Alle hens aan dek bij de Federal Reserve: uit de consumptieprijsindex blijkt dat er in januari opnieuw een opstoot van inflatiekoorts is geweest. De cijfers brengen de Fed om meerdere redenen in een lastig parket. Om te beginnen werd een nieuwe piek bereikt: +7,5% op jaarbasis voor de totale inflatie, +6,0% voor de kerninflatie, waarin de volatielste componenten – energie- en voedingsprijzen – buiten beschouwing worden gelaten. Dat zijn de hoogste niveaus in 40 jaar. Ten tweede liggen beide cijfers opnieuw hoger dan de consensusverwachting op basis van de peilingen van Bloomberg en vormen ze dus (alweer) een onaangename verrassing. En tot slot beginnen steeds meer componenten van de index grote prijsstijgingen te vertonen. Aanvankelijk was de inflatie nog beperkt tot energie, transport en bepaalde goederen, maar nu sijpelt ze langzaam door naar alle consumptiesectoren: huisvesting, diensten, materieel enz.

Het risico dat de inflatie totaal ontspoort, kon dan ook noch de markten, noch de Fed onberoerd laten.

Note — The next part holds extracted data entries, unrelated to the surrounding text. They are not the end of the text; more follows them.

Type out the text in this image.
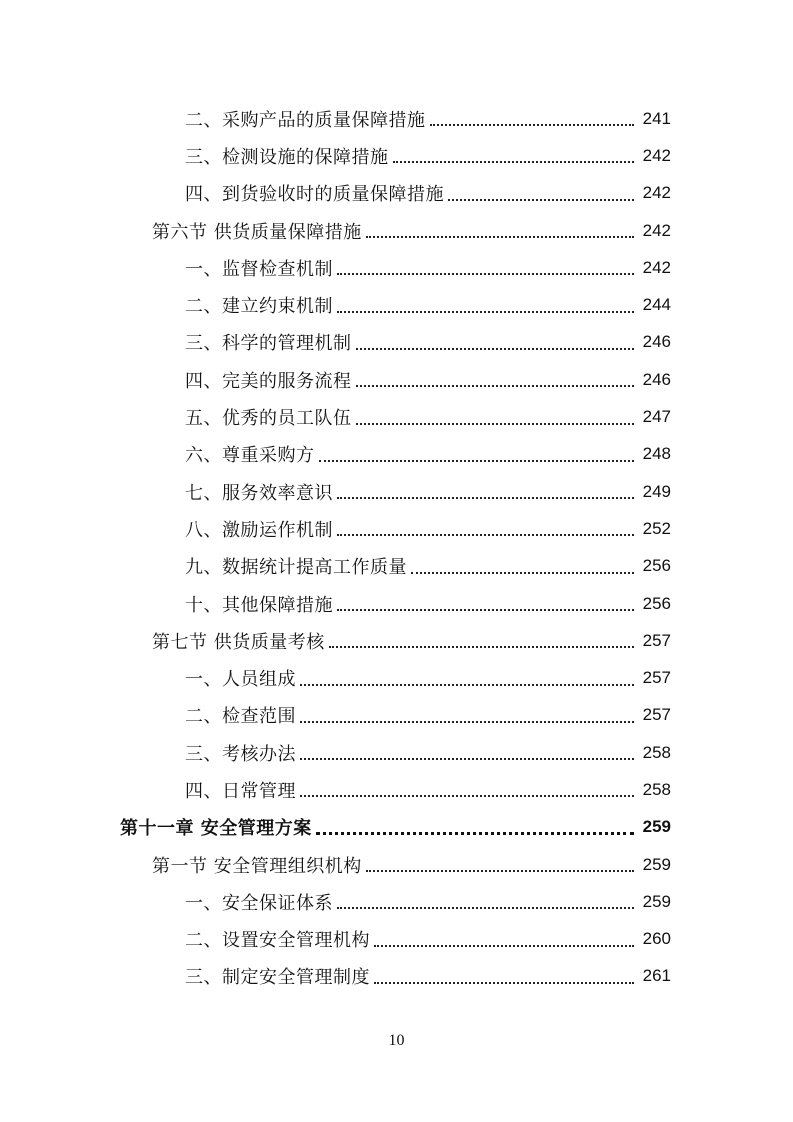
二、采购产品的质量保障措施	241
三、检测设施的保障措施	242
四、到货验收时的质量保障措施	242
第六节 供货质量保障措施	242
一、监督检查机制	242
二、建立约束机制	244
三、科学的管理机制	246
四、完美的服务流程	246
五、优秀的员工队伍	247
六、尊重采购方	248
七、服务效率意识	249
八、激励运作机制	252
九、数据统计提高工作质量	256
十、其他保障措施	256
第七节 供货质量考核	257
一、人员组成	257
二、检查范围	257
三、考核办法	258
四、日常管理	258
第十一章 安全管理方案	259
第一节 安全管理组织机构	259
一、安全保证体系	259
二、设置安全管理机构	260
三、制定安全管理制度	261
10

Eerst en vooral herinneren we eraan dat de Fed sinds augustus 2020 haar mandaat ietwat anders invult en streeft naar een gemiddelde stijging van de prijzen van 2% op lange termijn, in plaats van naar een inflatie "dicht bij, maar beneden 2%" per jaar. Dat betekent dat ze nu kijkt naar het parcours dat de prijzen in het verleden hebben afgelegd. Doen we dat, dan zien we dat die op jaarbasis gemiddeld met 5,7% gestegen zijn en de kerninflatie 4,5% bedroeg. Ruim meer dan de centrale bank heeft vooropgesteld. De Fed heeft de toon al verhard in december en nogmaals na haar vergadering in januari, maar moet nu sneller, doortastender en ruimer ingrijpen.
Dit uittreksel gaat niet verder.